Notorious ‘Mr Zed’ sentenced to 20 years in jail

ARUSHA - The International Criminal Tribunal for Rwanda (ICTR) yesterday sentenced Protais Zigiranyirazo, also known as ‘Mr Zed’, to twenty years in jail on two counts of Genocide and extermination. Zigiranyirazo, a brother-in-law of former President Habyarimana, had been charged with five counts that included; conspiracy to commit Genocide, Genocide, complicity in Genocide, extermination as a crime against humanity and murder as a crime against humanity.  

Friday, December 19, 2008
Aloys Mutabingwa.

ARUSHA - The International Criminal Tribunal for Rwanda (ICTR) yesterday sentenced Protais Zigiranyirazo, also known as ‘Mr Zed’, to twenty years in jail on two counts of Genocide and extermination.

Zigiranyirazo, a brother-in-law of former President Habyarimana, had been charged with five counts that included; conspiracy to commit Genocide, Genocide, complicity in Genocide, extermination as a crime against humanity and murder as a crime against humanity.  

Of all the five counts, in the chamber that was presided over by judge Inés Mónica Weinberg de Roca, it only found the accused guilty of two counts; Genocide and extermination.

According to, the judgment, the Trial Chamber II found the accused guilty of having participated in a joint criminal enterprise with a common purpose of committing Genocide and extermination as well as aiding and abetting Genocide. 

The judge further read that the accused arrived at Kesho hill in the Western Province on the morning of April 8, 1994, as part of a convoy of assailants and delivered a speech to the assailants who subsequently killed between 800 and 1500 Tutsis.

"The chamber considers that the circumstances of the attack, including, among other factors, the coordinated manner in which the better-armed reinforcements arrived, the large number of assailants, and the support of authority figures, show a common plan to kill the Tutsis at Kesho Hill, and that the accused’s actions show that he shared this common purpose,” Weinberg de Roca read from the judgment.

However, the chamber dismissed prosecution charges that the accused was involved in the killing of the three gendarmes and one Stanislas Sinibagiwe.

The chamber thus concluded that there are no mitigating factors that could be taken into account in the determination of the sentence.

Clad in a cream suit, Zigiranyirazo was called by the judge to the witness box from where he was handed the sentence.

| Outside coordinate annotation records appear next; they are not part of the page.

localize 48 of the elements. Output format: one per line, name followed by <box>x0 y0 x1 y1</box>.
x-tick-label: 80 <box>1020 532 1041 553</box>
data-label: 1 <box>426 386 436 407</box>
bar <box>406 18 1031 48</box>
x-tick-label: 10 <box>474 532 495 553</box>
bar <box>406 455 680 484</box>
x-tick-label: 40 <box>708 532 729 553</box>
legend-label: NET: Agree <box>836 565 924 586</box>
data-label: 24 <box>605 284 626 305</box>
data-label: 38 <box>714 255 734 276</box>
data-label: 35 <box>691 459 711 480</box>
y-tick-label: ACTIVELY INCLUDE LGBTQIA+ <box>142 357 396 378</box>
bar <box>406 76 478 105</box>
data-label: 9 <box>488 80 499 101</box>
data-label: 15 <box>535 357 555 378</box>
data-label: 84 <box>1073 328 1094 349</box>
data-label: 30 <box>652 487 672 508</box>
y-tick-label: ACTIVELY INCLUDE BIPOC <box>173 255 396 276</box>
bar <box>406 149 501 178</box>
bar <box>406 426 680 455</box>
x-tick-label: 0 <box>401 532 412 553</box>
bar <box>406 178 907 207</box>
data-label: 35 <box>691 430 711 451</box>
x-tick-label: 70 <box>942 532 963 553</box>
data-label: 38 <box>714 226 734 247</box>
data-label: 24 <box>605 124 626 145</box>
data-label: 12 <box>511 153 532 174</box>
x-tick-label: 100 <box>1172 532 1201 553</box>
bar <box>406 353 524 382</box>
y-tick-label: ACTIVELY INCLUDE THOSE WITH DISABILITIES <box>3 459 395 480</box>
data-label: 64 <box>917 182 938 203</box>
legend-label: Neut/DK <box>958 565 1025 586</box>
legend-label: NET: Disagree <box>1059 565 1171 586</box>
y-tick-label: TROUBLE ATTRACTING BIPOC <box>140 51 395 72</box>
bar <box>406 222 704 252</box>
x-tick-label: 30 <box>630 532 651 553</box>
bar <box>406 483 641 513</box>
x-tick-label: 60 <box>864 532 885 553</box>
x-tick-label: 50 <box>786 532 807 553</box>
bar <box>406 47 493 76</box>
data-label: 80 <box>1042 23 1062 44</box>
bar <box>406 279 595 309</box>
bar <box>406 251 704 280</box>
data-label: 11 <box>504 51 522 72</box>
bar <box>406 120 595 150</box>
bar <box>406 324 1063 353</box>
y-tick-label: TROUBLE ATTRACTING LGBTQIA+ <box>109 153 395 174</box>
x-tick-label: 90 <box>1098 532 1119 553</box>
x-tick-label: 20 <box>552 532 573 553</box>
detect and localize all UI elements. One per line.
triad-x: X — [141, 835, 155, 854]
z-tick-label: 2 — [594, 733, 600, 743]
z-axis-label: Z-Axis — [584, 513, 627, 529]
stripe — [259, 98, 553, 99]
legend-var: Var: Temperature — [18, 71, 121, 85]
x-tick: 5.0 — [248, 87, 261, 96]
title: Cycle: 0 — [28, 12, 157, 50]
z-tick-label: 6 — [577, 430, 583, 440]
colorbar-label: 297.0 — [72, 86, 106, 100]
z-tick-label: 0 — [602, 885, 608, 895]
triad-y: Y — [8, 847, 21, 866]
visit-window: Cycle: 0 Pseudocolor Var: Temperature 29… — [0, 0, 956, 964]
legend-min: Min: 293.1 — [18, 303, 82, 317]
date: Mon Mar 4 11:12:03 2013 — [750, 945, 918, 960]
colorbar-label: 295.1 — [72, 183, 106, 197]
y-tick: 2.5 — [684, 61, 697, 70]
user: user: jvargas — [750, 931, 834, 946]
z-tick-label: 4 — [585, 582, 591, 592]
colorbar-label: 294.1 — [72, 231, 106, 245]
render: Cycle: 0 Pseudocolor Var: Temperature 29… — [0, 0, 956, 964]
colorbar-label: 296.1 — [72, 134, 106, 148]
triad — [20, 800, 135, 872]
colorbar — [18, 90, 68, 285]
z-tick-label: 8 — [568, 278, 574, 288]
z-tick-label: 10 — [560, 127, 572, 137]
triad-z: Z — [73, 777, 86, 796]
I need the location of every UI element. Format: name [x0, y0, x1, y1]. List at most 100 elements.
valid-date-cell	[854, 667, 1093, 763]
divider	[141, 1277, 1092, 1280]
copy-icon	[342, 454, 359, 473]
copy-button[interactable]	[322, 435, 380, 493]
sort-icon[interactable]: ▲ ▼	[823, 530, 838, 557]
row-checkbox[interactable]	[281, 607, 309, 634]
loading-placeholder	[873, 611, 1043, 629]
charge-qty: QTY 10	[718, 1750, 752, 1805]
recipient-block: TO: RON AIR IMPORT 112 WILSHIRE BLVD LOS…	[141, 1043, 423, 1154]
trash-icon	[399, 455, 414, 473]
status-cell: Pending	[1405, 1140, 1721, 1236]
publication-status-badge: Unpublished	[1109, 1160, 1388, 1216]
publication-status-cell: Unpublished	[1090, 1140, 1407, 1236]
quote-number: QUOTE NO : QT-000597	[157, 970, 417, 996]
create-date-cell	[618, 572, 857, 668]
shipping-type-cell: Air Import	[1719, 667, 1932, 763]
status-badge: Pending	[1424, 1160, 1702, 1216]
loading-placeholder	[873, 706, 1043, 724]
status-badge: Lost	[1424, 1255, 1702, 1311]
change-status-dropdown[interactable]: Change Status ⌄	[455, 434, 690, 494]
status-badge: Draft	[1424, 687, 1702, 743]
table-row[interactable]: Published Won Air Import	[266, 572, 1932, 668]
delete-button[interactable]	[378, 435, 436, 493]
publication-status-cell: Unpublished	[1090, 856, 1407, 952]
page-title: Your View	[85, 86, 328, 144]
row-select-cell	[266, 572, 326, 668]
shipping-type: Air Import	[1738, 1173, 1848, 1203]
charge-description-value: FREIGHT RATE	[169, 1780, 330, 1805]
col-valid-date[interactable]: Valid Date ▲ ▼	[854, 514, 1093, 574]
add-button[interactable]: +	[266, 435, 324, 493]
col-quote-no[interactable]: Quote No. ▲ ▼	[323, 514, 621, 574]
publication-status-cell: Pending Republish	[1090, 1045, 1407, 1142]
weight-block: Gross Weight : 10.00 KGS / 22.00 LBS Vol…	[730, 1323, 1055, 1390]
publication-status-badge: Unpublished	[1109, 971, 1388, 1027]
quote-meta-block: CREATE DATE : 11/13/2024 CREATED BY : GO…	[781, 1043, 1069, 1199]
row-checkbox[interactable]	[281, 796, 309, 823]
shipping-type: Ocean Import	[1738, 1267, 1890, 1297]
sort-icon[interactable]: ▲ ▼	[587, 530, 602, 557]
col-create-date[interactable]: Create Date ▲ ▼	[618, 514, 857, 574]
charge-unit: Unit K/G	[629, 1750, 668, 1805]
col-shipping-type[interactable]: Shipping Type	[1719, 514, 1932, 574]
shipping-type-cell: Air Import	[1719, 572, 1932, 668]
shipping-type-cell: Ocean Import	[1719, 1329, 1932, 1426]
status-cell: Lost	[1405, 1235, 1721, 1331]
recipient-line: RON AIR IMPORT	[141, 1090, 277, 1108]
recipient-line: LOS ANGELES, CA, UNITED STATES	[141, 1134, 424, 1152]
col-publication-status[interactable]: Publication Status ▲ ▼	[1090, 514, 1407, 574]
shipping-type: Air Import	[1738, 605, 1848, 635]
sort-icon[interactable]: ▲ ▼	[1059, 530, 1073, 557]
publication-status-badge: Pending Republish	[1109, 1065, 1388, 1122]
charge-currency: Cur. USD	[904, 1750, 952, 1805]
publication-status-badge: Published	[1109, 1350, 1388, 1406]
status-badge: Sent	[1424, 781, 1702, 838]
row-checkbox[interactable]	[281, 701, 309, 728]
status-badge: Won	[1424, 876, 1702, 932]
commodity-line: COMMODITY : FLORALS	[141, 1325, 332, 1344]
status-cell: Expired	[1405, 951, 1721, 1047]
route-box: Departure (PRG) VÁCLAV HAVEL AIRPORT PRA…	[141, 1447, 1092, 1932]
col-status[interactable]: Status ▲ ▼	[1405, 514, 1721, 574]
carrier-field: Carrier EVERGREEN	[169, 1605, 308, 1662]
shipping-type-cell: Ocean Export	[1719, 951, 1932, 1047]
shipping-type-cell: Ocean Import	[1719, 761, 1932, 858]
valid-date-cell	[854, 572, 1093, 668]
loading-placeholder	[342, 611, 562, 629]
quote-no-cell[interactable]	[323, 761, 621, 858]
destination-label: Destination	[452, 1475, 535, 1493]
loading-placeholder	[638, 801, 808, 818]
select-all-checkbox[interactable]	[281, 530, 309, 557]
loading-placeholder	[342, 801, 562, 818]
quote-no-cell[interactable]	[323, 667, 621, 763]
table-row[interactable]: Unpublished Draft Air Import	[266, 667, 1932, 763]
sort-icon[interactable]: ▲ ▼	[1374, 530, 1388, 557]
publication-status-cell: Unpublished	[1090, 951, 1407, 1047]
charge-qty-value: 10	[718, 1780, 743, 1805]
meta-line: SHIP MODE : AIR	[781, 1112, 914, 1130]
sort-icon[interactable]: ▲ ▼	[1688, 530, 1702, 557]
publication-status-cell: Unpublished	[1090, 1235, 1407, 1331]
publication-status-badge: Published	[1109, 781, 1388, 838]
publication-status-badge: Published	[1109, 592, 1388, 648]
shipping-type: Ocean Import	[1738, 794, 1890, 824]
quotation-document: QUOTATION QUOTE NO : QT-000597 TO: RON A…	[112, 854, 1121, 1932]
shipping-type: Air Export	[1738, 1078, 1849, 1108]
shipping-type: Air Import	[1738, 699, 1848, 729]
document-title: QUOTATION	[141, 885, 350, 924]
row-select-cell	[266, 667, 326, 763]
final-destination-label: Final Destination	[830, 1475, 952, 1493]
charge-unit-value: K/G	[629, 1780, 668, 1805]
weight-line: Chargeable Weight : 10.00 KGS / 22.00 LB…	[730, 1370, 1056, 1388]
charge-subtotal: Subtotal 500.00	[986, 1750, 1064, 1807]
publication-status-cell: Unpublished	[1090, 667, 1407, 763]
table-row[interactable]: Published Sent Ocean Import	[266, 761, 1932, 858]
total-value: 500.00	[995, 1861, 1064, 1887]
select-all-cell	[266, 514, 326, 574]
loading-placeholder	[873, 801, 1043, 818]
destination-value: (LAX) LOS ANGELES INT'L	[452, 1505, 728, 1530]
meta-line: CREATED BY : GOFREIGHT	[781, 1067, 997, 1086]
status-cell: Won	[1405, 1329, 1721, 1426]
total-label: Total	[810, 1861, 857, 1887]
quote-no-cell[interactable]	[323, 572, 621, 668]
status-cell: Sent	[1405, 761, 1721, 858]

Rwanda’s Special Government Representative to the ICTR Alloys Mutabingwa described the judgment as a violation of the law of the ICTR that hands the life imprisonment sentence for the above counts Zigiranyirazo was found guilty of. 

"The law is very clear on the sentence applicable of those two types of crimes. These call for life imprisonment as a maximum sentence,” he said.

Mutabingwa argued that although it doesn’t necessarily require imposing a maximum sentence on each of the above offences, it still defeats understanding.

"For a judge to find an accused guilty of Genocide and extermination and at the same time finds that there are no mitigating factors, circumstances warranting a reduction of sentence and yet concludes by saying a person deserves a lenient sentence,” he said after the ruling.

He added that the matter is of grave concern to the Government of Rwanda, especially when a court finds an accused guilty but can’t be in position of punishing the accused to the level that the law requires.

"These inconsistencies have to stop, it’s possible for the prosecution to appeal against the sentence and I hope that they will work on this. We think this is not a good record for the court; it is not a good record for the jurisprudence that this court seeks to be establishing,” Mutabingwa said.

The Chamber handed 20 years jail in relation to conviction of genocide at Kesho hills; 15 years imprisonment for genocide in relation to Kiyovu road block and 20 years imprisonment in relation to the conviction for extermination at Kesho Hill.

It however ruled that the sentences will be served concurrently and that the accused is entitled to credit for time already spent since his arrest in July 2001.

This will mean that the accused will only be jailed for thirteen years, after a reduction of the seven years he has been in detention. He will remain in the custody of the tribunal pending transfer to the country where he will complete his sentence.